Pooling for Databases on the Same Database Server
Originally published on 04 Nov 2019
Last updated on 04 Nov 2019
In a recent article we showed you how to configure pools and resources in Payara Server. One question from the comments on that blog was:
"How you guys manage connection pools for databases that are stored on the same database server?"
Maybe it looks like a trivial question, but if you develop larger applications using more databases, it can lead to very complicated problems with scalability, separation and overall data organization. So, let's start slowly...

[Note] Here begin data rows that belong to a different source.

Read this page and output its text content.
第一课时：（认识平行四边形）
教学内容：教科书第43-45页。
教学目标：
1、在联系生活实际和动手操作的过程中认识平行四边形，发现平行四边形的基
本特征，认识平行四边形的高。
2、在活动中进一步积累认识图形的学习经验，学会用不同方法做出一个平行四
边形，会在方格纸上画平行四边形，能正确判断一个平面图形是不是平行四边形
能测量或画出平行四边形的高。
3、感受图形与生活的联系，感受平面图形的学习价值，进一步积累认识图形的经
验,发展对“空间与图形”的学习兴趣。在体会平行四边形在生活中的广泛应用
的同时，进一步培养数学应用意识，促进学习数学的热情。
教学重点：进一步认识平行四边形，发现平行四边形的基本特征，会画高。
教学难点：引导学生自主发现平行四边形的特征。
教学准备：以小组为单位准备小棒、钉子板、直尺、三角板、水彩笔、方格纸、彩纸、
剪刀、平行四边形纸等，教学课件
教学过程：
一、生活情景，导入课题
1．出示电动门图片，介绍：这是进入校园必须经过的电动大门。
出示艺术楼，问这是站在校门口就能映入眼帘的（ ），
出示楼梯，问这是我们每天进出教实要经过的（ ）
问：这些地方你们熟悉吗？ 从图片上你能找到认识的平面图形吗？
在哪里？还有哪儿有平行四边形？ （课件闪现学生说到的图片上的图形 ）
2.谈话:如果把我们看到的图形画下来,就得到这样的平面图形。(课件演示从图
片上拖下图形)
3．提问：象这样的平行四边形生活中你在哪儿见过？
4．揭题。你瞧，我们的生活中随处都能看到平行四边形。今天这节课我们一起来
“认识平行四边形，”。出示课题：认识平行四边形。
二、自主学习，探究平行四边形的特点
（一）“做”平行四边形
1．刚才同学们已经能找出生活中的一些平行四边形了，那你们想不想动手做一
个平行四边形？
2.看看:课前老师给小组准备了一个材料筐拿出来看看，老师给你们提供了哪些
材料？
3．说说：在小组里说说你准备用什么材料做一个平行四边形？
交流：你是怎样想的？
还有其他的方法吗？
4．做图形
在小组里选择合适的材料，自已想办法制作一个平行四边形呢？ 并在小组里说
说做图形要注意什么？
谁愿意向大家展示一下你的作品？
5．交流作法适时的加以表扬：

Application Descriptor or Annotation
In the simplest case, you have a static database per application, which can be configured in Application Descriptor and even in Annotation, because they don't change between application versions. Both the descriptor element and the annotation are repeatable, so you can create pool definitions for all your databases and then add some business logic selecting a source by some criteria.
Advantage
- Everything in one place - in the application
Disadvantages
- Reconfiguration means new application version (or hacking)
- Limited flexibility
Example
@DataSourceDefinition(name = JdbcDsName.JDBC_DS_1, //
className = "com.mysql.cj.jdbc.MysqlDataSource", //
serverName = "tc-mysql", //
portNumber = 3306, //
user = "mysql", //
password = "mysqlpassword", //
databaseName = "testdb", //
properties = { //
"useSSL=false", "useInformationSchema=true", "nullCatalogMeansCurrent=true", "nullNamePatternMatchesAll=false"
//
})
@DataSourceDefinition(name = JdbcDsName.JDBC_DS_2, //
className = "com.mysql.cj.jdbc.MysqlDataSource", //
serverName = "tc-mysql", //
portNumber = 3306, //
user = "mysql", //
password = "mysqlpassword", //
databaseName = "testdb", //
properties = { //
"useSSL=false", "useInformationSchema=true", "nullCatalogMeansCurrent=true", "nullNamePatternMatchesAll=false"
//
})
@Path("ds")
@Stateless
@TransactionAttribute(TransactionAttributeType.NOT_SUPPORTED)
public
class
DataSourceDefinitionBean {
Domain Configuration
Usually you develop an application which uses several external databases, maybe you even have some preproduction environment with your own database server, so configuring it in the Application Descriptor or Annotations is not what you would like to use.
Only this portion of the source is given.